In a word: sciolist

The Baltimore Sun

Each week The Sun's John McIntyre presents a relatively obscure but evocative word with which you may not be familiar, another brick to add to the wall of your vocabulary. This week's word:

SCIOLIST

In a chat elsewhere, fellow editors were attempting to coin a word for those self-appointed experts on grammar and usage whose pronouncements betray ignorance of grammar and usage. Finally, someone pointed out that English has a perfectly serviceable, though sadly neglected, word, sciolist (pronounced SIGH-uh-list).

A sciolist, Merriam-Webster says, is someone who “speaks with spotty or superficial knowledge”—a poseur, a pretender, a provider of ersatz expertise. The related noun sciolism identifies “a superficial show of learning.”

They are from the Latin sciolus, “smatterer,” and scius, “to know.”

These people are all around us. It is not just the dunce who thinks that any sentence with a form of to be is a passive construction. It is the homemade constitutionalist arguing that he can do as he likes because the Constitution was only binding on the original signatories, or some such nonsense. It is the anti-evolution, anti-vaccination, anti-climate change crank, each with preposterous pseudo-scientific language.

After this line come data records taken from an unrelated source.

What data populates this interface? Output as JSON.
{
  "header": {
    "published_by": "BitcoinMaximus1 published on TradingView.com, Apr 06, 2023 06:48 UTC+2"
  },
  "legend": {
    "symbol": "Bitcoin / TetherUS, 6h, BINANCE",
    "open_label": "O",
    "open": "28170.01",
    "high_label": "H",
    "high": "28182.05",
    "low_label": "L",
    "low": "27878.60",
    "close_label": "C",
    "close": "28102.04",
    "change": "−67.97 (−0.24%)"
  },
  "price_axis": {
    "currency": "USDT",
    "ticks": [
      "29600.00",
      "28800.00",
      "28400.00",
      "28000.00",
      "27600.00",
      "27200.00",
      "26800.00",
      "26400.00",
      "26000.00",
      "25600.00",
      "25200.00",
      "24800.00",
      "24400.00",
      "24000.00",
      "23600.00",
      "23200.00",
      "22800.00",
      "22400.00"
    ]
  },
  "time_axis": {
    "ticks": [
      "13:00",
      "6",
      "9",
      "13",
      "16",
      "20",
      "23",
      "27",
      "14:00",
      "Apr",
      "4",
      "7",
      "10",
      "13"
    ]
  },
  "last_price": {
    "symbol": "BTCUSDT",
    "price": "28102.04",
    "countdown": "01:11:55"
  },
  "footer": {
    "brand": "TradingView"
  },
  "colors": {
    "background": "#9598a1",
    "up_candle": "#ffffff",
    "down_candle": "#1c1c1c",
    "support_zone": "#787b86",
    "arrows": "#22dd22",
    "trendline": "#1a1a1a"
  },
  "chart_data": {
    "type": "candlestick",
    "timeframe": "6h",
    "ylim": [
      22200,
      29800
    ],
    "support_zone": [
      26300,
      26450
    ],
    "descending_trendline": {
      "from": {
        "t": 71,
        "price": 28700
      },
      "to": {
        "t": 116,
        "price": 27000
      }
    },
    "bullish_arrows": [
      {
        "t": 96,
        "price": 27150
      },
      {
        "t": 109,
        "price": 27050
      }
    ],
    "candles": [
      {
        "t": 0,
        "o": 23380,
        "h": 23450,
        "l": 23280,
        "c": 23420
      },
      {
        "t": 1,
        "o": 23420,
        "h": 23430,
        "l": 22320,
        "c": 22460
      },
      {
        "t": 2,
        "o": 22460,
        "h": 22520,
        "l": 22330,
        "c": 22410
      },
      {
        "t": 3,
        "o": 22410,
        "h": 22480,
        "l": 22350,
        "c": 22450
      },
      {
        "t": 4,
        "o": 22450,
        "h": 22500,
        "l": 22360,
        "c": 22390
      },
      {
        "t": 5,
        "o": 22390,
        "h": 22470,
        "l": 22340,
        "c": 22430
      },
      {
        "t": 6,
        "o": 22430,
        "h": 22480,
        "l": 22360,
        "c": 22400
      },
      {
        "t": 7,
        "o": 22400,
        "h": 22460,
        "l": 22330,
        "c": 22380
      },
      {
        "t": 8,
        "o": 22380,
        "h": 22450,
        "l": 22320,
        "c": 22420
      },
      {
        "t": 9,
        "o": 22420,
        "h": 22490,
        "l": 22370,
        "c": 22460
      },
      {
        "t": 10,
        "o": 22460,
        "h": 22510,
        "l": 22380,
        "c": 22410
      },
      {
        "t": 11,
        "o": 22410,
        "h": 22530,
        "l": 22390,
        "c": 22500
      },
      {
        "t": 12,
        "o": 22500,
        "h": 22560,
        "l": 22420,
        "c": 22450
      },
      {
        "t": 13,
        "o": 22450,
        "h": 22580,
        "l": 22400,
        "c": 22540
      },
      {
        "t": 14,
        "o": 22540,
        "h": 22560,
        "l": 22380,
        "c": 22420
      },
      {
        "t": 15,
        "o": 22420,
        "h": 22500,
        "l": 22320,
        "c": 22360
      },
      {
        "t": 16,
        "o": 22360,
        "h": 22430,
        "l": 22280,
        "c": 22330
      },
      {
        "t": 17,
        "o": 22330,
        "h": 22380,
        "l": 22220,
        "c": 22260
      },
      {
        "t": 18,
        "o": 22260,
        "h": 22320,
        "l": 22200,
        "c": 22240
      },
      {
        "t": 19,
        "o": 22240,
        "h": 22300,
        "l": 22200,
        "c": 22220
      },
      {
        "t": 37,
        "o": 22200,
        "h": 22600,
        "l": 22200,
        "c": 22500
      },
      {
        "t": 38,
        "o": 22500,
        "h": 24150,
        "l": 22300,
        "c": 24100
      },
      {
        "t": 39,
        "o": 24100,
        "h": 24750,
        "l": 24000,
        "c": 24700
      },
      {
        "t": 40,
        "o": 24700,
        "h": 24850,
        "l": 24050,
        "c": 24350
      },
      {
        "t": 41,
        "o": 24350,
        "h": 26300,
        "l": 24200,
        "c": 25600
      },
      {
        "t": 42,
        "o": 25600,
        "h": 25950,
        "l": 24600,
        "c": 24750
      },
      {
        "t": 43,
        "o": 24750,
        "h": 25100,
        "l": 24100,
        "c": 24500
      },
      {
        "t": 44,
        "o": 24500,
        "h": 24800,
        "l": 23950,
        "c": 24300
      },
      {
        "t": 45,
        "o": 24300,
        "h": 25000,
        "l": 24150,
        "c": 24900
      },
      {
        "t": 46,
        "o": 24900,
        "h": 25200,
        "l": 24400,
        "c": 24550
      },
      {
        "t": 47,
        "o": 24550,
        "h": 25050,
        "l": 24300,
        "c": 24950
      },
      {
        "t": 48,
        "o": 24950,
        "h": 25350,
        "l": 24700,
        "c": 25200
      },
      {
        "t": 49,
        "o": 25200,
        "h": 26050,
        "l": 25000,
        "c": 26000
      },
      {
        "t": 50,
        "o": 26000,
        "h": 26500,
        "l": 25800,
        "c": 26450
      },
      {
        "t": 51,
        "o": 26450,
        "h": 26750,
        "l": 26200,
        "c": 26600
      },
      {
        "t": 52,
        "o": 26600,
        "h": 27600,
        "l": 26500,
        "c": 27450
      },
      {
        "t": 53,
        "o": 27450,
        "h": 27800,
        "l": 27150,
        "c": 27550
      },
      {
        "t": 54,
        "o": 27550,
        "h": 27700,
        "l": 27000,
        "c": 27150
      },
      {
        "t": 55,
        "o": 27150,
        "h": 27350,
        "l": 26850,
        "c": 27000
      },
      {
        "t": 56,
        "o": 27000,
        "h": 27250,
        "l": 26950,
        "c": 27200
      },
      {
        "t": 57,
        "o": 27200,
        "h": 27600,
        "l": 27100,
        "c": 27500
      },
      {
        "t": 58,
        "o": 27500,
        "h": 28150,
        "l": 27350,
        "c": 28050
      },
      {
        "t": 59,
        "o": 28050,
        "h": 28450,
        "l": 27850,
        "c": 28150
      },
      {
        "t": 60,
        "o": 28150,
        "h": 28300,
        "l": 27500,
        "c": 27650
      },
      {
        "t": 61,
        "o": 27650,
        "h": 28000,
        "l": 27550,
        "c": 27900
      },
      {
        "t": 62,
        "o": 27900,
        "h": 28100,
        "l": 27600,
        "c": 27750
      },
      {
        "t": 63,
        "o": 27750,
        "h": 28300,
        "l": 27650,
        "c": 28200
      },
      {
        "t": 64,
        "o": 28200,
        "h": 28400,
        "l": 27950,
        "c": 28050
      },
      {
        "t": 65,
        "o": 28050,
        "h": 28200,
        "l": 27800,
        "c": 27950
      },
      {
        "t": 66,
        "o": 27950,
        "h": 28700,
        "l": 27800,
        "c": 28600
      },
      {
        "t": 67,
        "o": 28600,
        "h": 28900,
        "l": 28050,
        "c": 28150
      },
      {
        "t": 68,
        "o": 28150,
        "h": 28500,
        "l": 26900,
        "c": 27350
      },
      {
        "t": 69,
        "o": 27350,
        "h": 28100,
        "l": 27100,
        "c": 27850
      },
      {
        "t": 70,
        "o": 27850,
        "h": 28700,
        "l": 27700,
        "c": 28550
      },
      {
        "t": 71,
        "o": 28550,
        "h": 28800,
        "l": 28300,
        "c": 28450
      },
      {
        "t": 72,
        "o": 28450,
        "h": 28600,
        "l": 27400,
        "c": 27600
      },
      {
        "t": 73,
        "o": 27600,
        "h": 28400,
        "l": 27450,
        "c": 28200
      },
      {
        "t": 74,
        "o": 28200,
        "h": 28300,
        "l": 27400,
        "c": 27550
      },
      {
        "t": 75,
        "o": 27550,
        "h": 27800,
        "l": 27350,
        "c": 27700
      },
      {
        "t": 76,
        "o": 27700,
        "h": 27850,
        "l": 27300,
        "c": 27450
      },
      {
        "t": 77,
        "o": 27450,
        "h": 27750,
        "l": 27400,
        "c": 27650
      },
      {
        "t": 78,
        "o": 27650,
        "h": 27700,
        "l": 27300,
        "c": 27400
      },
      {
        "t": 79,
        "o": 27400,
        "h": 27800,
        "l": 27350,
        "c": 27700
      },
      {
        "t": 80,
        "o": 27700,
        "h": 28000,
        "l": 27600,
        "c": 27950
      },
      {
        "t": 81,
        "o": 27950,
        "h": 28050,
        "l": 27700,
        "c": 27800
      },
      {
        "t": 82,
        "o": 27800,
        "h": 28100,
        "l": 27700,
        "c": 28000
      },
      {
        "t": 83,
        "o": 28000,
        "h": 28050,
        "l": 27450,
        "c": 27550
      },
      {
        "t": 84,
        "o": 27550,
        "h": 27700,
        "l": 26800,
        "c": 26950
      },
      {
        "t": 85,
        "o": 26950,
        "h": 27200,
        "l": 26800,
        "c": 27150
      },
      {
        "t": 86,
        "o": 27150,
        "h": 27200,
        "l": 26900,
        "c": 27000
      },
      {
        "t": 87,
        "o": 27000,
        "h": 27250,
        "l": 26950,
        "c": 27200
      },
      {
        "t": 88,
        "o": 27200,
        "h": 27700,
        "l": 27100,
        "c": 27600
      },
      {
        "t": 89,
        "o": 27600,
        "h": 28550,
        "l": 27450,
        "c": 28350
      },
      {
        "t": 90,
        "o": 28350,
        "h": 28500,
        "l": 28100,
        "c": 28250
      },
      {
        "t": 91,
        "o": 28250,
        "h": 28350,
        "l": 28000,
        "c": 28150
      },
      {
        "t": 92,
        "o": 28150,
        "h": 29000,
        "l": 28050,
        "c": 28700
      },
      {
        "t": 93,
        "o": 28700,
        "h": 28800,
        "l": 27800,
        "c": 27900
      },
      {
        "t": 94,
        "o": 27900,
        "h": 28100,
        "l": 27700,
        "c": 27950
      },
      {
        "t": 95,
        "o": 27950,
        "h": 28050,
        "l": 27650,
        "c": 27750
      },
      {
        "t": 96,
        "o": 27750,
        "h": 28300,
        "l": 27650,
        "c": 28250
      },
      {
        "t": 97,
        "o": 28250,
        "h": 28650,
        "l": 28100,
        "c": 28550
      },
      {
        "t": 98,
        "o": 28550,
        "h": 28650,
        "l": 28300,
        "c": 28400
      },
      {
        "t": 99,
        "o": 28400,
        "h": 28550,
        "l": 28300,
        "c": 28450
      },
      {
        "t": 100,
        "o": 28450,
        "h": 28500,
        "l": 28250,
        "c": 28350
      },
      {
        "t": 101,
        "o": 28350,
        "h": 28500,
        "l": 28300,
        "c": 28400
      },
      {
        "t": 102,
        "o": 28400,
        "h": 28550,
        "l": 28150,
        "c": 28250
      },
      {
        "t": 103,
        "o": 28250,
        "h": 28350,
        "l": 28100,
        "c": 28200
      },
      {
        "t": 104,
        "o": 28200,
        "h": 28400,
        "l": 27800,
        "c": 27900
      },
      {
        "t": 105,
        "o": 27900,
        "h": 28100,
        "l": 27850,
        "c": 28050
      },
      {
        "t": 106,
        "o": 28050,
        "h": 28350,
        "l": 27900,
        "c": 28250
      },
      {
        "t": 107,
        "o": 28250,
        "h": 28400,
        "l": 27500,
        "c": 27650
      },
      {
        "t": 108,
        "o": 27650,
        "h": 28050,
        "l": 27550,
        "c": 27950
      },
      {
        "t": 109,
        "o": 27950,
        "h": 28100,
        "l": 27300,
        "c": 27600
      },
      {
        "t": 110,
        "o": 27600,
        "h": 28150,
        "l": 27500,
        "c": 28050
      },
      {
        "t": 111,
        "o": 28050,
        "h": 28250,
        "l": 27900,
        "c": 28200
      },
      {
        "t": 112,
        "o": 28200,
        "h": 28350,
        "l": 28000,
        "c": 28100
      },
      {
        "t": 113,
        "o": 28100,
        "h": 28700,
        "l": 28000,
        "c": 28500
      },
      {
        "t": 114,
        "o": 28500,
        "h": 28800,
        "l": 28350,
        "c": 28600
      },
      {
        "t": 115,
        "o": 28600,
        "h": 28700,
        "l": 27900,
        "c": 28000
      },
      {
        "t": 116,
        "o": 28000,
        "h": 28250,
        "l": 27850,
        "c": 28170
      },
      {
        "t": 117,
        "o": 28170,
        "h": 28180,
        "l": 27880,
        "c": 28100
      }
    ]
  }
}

Now, when you see them, you know what to call them.

Example: Thomas Raynesford Lounsbury, “Conflicts of Usage in the Pronoun,” Harper’s, 1912: “To arrive at correct conclusions on all disputed points would require the labor of a band of scholars working in unison and systematically collecting and collating the evidence. … Yet until it is done the field is left open to every sciolist who has the effrontery to substitute his hastily formed notions for the results of thorough investigation.”